5. Eaves troughs with icicles. Look at the outside of your home – is there an ice dam on your roof? It can be intimidating to see spears of ice hanging from your gutters. This happens when hot air escapes through your attic and melts the snow on your roof. As the water travels down, it refreezes once it meets the cold air, which forms icicle dams. A good way to check this is to watch your roof after a snowstorm. If the snow melts away within a few hours, then your roof is leaking hot air.

6. Cold walls. By performing a touch test, you can assess how well-insulated your walls, floors, and ceilings are. A damp or cold wall demonstrates that heat is being lost through thin insulation – it should feel dry and warm. The same is true for hot walls in the summer. It indicates that the temperature outside is passing through the insulation and straight into your home.

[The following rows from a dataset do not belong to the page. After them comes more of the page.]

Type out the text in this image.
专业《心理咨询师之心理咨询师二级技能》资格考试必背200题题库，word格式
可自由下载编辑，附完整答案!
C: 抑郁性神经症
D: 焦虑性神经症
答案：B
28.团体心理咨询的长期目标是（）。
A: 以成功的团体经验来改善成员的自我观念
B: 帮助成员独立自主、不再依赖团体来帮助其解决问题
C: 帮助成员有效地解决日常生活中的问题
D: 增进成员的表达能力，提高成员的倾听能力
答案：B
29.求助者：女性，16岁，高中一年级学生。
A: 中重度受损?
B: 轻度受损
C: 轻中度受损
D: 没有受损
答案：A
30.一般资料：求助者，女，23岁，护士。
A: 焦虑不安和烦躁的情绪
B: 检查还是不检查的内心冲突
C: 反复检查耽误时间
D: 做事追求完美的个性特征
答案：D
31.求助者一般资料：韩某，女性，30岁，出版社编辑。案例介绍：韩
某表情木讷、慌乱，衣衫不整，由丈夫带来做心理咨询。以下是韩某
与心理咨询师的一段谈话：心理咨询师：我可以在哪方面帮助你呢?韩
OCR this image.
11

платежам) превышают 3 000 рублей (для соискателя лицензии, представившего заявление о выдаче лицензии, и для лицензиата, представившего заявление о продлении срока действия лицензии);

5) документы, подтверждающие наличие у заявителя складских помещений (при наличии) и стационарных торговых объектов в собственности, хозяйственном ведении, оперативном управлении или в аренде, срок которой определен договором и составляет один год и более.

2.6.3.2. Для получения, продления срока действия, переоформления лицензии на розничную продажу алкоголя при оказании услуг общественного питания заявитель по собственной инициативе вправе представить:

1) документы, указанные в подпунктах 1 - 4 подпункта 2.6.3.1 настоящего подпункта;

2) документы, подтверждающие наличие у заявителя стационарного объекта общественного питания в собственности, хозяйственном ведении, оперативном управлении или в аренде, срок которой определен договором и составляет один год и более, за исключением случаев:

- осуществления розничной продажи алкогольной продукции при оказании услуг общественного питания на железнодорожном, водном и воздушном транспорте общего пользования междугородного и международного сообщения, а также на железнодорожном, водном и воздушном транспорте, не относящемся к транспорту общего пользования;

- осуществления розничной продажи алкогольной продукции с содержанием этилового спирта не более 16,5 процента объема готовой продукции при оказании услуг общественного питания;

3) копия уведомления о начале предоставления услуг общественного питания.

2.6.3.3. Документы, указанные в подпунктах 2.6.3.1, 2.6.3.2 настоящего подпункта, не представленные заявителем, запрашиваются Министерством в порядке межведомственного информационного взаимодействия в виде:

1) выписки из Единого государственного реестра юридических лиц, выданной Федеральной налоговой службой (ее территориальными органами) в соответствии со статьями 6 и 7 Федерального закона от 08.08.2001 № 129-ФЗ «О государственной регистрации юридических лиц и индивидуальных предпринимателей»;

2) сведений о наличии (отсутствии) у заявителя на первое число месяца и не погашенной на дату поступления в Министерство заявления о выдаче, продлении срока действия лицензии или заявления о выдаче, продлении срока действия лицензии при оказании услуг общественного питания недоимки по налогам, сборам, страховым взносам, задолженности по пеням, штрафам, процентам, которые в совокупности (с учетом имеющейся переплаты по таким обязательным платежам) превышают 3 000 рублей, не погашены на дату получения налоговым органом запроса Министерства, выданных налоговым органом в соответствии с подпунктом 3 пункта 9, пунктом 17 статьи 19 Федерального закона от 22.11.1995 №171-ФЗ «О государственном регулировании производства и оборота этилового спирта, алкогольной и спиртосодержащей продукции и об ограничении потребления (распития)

Walls without enough insulation have no barrier between them and the outside elements.

7. Inconsistent temperatures. Do you notice hot and cold spots throughout your house? Temperatures that change from one room to another are an indication that your house lacks sufficient insulation. When some rooms are freezing yet others are sweltering, it points to under-insulated walls as the root of the problem. Uneven temperatures, especially in rooms with doors or windows, show that the heat is rising and escaping from your home.

8. Frozen pipes. Are you worried about whether your plumbing can withstand the winter? The only thing that can protect your pipes from extreme temperatures is insulation. If your pipes freeze frequently, you’ll end up paying for the inevitable repair of a burst pipe. This can cost thousands of dollars in damage – it’s much less expensive to invest in more insulation. Shield the pipes in your attic or basement with suitable insulation to avoid a hefty repair bill.

9. Moisture in the attic. Poor insulation lets hot air out, and lets other things in, like water. Puddles in your attic are a sign that your insulation needs a replacement. It’ll be less expensive than dealing with the water damage caused by leaks. You can also check the windows and door frames for moisture. If you touch your insulation and find that it’s damp, chances are the reason for your indoor puddles are under-insulated walls.